W jakieś dwa tygodnie później (o czym nie wiedzieliśmy) z tobołkiem na ramieniu do domu powróciła najstarsza córka. Całe szczęście, że tylko z tobołkiem a nie jeszcze z przychówkiem.
Rok wcześniej poznała ona kawalera z miasta. Miłość od pierwszego wejrzenia i pełen oszołom. Rodzice odradzali ale ona poszła za głosem serca. Rzuciła szkołę i poszła, jak się później okazało na poniewierkę.

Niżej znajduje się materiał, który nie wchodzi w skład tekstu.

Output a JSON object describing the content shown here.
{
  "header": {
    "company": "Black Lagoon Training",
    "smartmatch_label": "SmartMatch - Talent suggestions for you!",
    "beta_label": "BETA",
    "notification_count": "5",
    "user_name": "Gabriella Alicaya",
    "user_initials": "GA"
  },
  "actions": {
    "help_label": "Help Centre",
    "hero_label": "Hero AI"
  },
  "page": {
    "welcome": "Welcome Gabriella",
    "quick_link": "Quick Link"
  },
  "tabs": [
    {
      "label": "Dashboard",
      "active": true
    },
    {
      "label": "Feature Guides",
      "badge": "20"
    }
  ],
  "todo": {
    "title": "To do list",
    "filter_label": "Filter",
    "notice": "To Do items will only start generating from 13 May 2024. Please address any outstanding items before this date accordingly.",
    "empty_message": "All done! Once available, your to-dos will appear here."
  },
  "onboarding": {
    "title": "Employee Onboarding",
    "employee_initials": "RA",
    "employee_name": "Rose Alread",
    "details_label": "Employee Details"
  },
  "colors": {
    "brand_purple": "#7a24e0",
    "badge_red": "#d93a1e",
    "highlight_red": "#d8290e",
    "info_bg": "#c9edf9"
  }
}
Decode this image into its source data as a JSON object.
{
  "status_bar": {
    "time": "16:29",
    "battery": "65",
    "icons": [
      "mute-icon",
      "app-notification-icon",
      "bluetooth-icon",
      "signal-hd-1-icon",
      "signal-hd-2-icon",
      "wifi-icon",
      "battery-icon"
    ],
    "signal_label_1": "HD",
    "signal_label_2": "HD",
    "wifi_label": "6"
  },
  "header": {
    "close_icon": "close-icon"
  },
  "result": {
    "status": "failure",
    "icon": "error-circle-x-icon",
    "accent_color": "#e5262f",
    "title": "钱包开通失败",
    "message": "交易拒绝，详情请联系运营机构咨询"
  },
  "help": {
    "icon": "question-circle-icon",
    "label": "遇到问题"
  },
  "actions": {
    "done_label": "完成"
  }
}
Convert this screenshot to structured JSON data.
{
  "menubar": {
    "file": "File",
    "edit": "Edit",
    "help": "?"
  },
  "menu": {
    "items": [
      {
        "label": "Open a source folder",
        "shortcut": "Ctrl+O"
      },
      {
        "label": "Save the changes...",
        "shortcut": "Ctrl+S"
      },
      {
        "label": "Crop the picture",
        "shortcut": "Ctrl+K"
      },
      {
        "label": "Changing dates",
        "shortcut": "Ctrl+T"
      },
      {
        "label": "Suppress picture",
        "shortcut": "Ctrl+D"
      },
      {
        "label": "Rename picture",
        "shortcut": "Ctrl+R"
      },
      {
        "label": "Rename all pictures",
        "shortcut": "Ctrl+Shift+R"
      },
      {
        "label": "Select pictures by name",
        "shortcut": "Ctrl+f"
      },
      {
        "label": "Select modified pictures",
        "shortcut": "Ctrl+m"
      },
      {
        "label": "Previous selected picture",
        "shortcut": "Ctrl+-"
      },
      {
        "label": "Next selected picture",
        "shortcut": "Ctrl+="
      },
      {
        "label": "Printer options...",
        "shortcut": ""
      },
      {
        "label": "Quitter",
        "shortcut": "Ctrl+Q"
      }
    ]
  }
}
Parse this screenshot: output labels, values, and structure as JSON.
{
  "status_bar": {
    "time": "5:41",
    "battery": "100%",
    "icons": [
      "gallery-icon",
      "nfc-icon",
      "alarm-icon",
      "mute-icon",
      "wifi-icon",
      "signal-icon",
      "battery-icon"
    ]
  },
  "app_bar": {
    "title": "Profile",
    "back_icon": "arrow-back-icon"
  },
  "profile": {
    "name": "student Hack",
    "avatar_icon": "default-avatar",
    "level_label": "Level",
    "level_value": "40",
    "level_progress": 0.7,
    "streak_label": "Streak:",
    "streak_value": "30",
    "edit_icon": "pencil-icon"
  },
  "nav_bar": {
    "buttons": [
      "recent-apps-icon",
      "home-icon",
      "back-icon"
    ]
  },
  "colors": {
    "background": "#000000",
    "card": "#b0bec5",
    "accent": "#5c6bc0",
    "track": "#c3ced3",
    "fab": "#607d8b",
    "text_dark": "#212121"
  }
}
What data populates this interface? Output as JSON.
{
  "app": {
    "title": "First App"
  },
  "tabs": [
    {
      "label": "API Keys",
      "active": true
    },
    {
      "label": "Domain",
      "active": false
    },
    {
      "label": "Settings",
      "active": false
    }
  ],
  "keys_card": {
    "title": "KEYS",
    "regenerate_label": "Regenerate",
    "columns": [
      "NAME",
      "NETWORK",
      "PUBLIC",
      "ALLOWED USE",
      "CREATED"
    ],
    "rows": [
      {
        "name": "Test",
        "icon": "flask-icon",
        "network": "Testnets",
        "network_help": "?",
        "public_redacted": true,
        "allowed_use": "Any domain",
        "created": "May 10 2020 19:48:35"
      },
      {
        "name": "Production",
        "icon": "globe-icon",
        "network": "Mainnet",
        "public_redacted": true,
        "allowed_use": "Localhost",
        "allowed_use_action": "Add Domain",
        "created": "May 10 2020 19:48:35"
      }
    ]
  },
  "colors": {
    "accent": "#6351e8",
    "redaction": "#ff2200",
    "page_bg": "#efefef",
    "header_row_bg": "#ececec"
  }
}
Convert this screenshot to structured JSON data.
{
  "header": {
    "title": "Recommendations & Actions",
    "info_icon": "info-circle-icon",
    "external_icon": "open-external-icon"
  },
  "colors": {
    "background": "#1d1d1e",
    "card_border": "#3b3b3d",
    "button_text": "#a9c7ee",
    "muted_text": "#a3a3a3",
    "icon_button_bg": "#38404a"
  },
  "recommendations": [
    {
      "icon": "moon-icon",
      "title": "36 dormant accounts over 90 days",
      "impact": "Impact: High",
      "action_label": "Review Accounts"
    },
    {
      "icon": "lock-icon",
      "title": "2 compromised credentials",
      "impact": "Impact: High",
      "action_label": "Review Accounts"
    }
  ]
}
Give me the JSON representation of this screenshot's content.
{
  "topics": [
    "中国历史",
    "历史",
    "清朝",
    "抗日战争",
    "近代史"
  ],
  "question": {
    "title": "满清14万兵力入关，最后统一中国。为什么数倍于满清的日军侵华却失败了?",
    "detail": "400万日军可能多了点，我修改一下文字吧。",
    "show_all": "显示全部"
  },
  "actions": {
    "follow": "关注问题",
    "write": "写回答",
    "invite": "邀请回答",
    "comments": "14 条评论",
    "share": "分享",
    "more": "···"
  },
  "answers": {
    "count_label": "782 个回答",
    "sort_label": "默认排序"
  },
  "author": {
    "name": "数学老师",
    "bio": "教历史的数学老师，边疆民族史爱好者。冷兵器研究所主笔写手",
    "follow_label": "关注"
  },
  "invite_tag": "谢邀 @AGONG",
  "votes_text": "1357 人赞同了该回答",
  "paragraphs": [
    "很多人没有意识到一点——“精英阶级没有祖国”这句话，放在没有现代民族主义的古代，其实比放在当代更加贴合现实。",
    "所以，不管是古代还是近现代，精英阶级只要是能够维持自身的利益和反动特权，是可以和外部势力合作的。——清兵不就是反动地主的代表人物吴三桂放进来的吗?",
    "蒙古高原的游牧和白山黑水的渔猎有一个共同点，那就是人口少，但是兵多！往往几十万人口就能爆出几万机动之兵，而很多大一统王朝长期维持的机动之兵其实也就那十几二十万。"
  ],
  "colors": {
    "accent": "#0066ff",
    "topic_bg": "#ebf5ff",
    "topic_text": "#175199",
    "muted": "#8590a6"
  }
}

Królewicz nie mieszkał w zamku jak by przystało na błękitną krew, tylko miał knajpę mordownię, obleganą przez niedomytych panów z różnymi skłonnościami. Kopciuszka krewko zagonił do szorowania garów, wypłacając wynagrodzenie nocami w naturze.
Pannie wstyd było przed rodziną, wiec to wszystko wtedy jeszcze trzymała w tajemnicy. Idylla trwała dobry rok i może szczęście kwitło by było i do dzisiaj, gdyby nie któregoś dnia pocałowany królewicz nie zamienił się w żabę, co jeszcze gorzej – w żonatego od lat faceta.
Pani, właścicielka domu i gastronomicznego interesu, niespodziewanie wróciła z jakichś zamorskich wojaży.
Najpierw dla przykładu spuściła baty przerażonemu kopciuszkowi, a później na czele z majtkami i stanikami, wyrzuciła wszystkie jej skromne skarby przez okno. Na szczęście była to piąta rano, wiec co spadło na chodnik to udało się z małą zwłoką pozbierać do zaimprowizowanego z koszuli nocnej tobołka w komplecie.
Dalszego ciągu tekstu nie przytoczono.